DALLAS >> Plus de 150 employés d'un système hospitalier de Houston qui ont refusé de se faire vacciner contre le COVID-19 ont été licenciés ou ont démissionné après qu'un juge a rejeté une action en justice contre des employés concernant l'exigence de vaccin.

Un porte-parole du système hospitalier méthodiste de Houston a déclaré que 153 employés avaient démissionné au cours de la période de suspension de deux semaines ou avaient été licenciés aujourd'hui.

Plus de 150 employés de l'hôpital de Houston licenciés, démissionnent pour ne pas avoir pris de vaccin contre le coronavirus

L'affaire sur jusqu'où les établissements de santé peuvent aller pour protéger les patients et autres contre le coronavirus a été étroitement surveillée. On pense que c'est le premier du genre aux États-Unis, mais ce ne sera pas la fin du débat.

Plus tôt ce mois-ci, un juge fédéral a rejeté le procès intenté par 117 employés au sujet de l'exigence. La décision du système hospitalier en avril d'exiger le vaccin pour les travailleurs en a fait le premier grand système de santé américain à le faire.

Les employés méthodistes de Houston qui ont déposé la plainte ont comparé leur situation à des expériences médicales effectuées sur des victimes involontaires dans les camps de concentration nazis pendant la Seconde Guerre mondiale. La juge de district américaine Lynn Hughes a qualifié cette comparaison de "répréhensible" et a déclaré que les affirmations faites dans le procès selon lesquelles les vaccins sont expérimentaux et dangereux sont fausses.

Hughes, qui a rejeté la poursuite le 12 juin, a déclaré que si les employés n'aimaient pas l'exigence, ils pourraient aller travailler ailleurs.

Ceux qui ont déposé la plainte ont déjà fait appel de la révocation du juge auprès de la 5e cour d'appel des États-Unis.
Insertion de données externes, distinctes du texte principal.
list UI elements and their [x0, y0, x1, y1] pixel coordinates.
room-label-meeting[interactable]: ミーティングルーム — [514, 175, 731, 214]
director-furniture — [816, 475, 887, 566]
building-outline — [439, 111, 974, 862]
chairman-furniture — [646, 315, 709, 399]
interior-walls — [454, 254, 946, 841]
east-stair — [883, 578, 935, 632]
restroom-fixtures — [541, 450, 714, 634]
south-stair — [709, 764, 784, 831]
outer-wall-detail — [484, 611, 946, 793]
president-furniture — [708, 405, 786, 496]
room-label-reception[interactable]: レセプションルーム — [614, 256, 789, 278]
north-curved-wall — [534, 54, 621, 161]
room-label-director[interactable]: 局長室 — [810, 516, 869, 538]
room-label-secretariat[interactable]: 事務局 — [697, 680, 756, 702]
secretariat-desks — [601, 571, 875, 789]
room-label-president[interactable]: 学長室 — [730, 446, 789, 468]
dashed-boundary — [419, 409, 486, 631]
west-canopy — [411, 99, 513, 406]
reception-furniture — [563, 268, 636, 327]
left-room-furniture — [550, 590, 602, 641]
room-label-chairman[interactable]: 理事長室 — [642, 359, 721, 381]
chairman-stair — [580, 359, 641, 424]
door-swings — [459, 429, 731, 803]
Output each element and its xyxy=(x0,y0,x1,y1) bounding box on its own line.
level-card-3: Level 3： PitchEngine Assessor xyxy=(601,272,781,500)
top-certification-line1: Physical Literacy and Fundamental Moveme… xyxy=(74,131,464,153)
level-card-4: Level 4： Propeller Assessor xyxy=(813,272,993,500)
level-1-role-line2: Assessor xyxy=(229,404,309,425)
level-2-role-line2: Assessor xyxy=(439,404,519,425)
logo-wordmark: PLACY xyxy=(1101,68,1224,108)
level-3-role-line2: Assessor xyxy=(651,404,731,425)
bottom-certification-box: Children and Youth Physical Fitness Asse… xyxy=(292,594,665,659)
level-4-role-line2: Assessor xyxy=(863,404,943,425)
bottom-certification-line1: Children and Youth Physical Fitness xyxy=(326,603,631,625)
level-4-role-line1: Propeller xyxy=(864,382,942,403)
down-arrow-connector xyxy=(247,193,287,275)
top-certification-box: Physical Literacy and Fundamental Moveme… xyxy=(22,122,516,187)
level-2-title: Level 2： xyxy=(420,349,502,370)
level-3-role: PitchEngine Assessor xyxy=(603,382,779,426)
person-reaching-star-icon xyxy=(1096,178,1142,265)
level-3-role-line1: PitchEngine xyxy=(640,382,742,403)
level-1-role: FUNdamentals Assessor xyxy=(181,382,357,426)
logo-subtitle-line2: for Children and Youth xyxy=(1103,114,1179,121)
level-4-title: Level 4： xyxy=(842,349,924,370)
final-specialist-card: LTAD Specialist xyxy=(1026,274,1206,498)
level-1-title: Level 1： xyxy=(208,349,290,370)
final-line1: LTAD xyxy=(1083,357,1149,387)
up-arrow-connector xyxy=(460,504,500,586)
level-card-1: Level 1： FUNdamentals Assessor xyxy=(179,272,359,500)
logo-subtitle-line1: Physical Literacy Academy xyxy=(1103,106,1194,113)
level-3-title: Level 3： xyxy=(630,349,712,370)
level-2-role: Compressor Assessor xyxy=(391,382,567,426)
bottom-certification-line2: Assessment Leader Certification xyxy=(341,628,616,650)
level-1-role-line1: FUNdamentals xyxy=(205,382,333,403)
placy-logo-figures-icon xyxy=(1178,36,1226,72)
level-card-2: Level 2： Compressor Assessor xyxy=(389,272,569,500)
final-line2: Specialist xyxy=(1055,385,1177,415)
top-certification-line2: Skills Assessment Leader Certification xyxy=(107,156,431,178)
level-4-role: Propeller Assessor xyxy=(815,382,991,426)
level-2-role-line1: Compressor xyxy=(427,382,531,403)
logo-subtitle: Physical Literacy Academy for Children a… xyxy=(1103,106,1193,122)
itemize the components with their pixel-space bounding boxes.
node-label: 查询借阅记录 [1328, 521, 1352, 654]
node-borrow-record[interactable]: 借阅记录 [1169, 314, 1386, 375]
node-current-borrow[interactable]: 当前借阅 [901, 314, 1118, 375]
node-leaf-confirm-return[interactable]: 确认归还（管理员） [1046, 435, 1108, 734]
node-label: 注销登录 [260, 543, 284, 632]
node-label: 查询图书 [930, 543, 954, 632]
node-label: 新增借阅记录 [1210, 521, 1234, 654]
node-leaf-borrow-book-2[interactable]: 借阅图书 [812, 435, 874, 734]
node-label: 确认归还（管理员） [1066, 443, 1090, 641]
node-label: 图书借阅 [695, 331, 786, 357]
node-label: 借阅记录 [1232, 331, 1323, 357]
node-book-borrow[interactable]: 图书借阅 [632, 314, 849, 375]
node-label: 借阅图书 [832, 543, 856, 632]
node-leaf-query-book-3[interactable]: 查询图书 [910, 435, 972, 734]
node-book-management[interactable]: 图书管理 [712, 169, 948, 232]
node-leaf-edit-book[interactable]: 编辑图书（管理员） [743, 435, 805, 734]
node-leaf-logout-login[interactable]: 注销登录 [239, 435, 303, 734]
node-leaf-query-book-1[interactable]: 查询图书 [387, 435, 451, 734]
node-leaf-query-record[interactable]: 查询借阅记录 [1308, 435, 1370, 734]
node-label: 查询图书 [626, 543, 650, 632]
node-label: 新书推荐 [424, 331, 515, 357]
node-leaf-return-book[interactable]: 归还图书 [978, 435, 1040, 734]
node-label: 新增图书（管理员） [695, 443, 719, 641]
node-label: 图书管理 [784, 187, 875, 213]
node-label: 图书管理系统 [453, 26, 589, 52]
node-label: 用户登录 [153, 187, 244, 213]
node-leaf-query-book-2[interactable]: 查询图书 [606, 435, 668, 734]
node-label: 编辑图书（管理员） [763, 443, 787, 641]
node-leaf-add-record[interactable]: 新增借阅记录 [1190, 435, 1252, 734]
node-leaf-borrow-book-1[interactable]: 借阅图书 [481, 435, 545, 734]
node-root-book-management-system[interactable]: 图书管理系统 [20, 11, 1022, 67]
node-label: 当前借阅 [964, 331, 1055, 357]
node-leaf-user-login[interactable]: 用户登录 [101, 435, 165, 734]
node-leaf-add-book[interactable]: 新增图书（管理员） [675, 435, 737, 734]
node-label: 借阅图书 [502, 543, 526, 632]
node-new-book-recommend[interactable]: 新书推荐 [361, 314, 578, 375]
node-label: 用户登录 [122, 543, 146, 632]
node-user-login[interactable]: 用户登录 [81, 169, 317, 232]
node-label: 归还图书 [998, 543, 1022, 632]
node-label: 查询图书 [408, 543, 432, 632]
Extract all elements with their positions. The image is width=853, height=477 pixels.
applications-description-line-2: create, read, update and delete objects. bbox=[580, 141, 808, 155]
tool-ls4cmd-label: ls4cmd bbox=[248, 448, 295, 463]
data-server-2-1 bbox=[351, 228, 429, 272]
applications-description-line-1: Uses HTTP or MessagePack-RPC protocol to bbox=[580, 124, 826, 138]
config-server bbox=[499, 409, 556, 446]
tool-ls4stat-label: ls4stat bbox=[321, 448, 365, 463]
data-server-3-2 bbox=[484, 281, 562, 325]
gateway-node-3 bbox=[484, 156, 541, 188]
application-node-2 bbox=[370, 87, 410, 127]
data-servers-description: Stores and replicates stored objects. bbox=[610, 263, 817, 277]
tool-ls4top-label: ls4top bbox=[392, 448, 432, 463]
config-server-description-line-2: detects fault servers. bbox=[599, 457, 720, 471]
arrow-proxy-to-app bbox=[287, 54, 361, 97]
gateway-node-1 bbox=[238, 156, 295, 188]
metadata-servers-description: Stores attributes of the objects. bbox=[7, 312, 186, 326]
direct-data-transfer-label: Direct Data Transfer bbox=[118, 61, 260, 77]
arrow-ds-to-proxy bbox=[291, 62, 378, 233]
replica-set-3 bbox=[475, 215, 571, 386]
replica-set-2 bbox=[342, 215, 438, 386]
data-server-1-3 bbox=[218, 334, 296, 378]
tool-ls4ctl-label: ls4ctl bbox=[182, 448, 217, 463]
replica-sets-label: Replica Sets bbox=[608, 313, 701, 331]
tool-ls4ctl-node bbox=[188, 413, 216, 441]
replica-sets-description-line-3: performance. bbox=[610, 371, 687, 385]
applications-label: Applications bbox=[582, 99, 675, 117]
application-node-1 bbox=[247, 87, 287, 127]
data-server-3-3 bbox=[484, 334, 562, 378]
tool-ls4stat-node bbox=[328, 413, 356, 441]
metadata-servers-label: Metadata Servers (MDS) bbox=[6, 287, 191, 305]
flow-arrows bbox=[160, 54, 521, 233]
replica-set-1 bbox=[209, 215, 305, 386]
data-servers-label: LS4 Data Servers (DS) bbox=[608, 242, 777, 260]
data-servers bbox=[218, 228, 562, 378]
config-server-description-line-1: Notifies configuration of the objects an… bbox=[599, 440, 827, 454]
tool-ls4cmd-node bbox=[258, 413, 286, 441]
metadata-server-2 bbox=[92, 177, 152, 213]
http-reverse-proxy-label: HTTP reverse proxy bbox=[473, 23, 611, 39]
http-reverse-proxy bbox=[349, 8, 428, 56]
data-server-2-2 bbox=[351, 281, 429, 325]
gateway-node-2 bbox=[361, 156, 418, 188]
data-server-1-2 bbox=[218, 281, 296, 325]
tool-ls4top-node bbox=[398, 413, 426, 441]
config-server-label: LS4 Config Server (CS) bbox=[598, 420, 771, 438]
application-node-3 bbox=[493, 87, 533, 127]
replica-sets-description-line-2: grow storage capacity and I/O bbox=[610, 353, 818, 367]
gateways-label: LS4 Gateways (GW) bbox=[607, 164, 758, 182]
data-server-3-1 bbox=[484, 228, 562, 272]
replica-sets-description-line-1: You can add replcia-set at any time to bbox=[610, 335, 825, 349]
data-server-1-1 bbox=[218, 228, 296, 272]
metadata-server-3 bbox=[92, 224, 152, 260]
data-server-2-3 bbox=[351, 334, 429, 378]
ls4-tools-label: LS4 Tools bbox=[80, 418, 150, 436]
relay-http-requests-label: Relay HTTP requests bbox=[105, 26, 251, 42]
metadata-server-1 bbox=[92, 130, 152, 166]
Le système hospitalier avait exigé que les employés terminent leur vaccination avant le 7 juin. Le lendemain, 178 employés ont été suspendus pendant deux semaines sans salaire pour ne pas s'être conformés.

Jennifer Bridges, une infirmière autorisée qui est la principale plaignante dans le procès contre Houston Methodist, a déclaré que son directeur l'avait appelée aujourd'hui pour lui demander si elle avait déjà reçu le vaccin ou si elle avait fait un effort pour le faire. Elle a dit que lorsqu'elle a répondu "absolument pas", on lui a dit qu'elle avait été licenciée.

«Nous savions tous que nous allions être renvoyés aujourd'hui, a déclaré Bridges, 39 ans. Il n'y avait pas de si, ni de mais.

Elle avait travaillé pendant 6 ans et demi à l'unité d'hospitalisation médico-chirurgicale de l'hôpital méthodiste de Houston dans la banlieue de Baytown.

Bridges a déclaré qu'aujourd'hui était également son premier jour à son nouvel emploi dans une entreprise qui envoie des infirmières au domicile des gens.

"J'espère que si nous gagnons cela au niveau fédéral, ils créeront des lois pour protéger les employés d'avoir à traverser cela n'importe où ailleurs dans le pays", a déclaré Bridges, qui a déclaré qu'elle n'avait pas confiance dans le vaccin. sécurité.

Les Centers for Disease Control and Prevention ont déclaré que même si un petit nombre de problèmes de santé ont été signalés, les vaccins COVID-19 sont sûrs et très efficaces.

D'autres systèmes hospitaliers à travers le pays, notamment à Washington, D.C., Indiana, Maryland, Pennsylvanie et plus récemment à New York, ont suivi Houston Methodist et ont également été repoussés.

Les experts juridiques affirment que ces exigences en matière de vaccins, en particulier en cas de crise de santé publique, continueront probablement d'être maintenues devant les tribunaux tant que les employeurs fourniront des exemptions raisonnables, y compris pour des conditions médicales ou des objections religieuses.

Harris Methodist a déclaré que certains employés avaient obtenu des exemptions médicales ou religieuses et que certains avaient été suspendus pour grossesse ou pour d'autres raisons.

Mais le président et chef de la direction de Houston Methodist, Marc Boom, a déclaré que près de 25 000 des plus de 26 000 travailleurs du système ont été entièrement vaccinés contre COVID-19.

"Tu as fais ce qu'il fallait faire. Vous avez protégé nos patients, vos collègues, vos familles et notre communauté. La science prouve que les vaccins sont non seulement sûrs mais nécessaires si nous voulons passer le cap contre COVID-19 », a déclaré Boom dans un communiqué aux employés.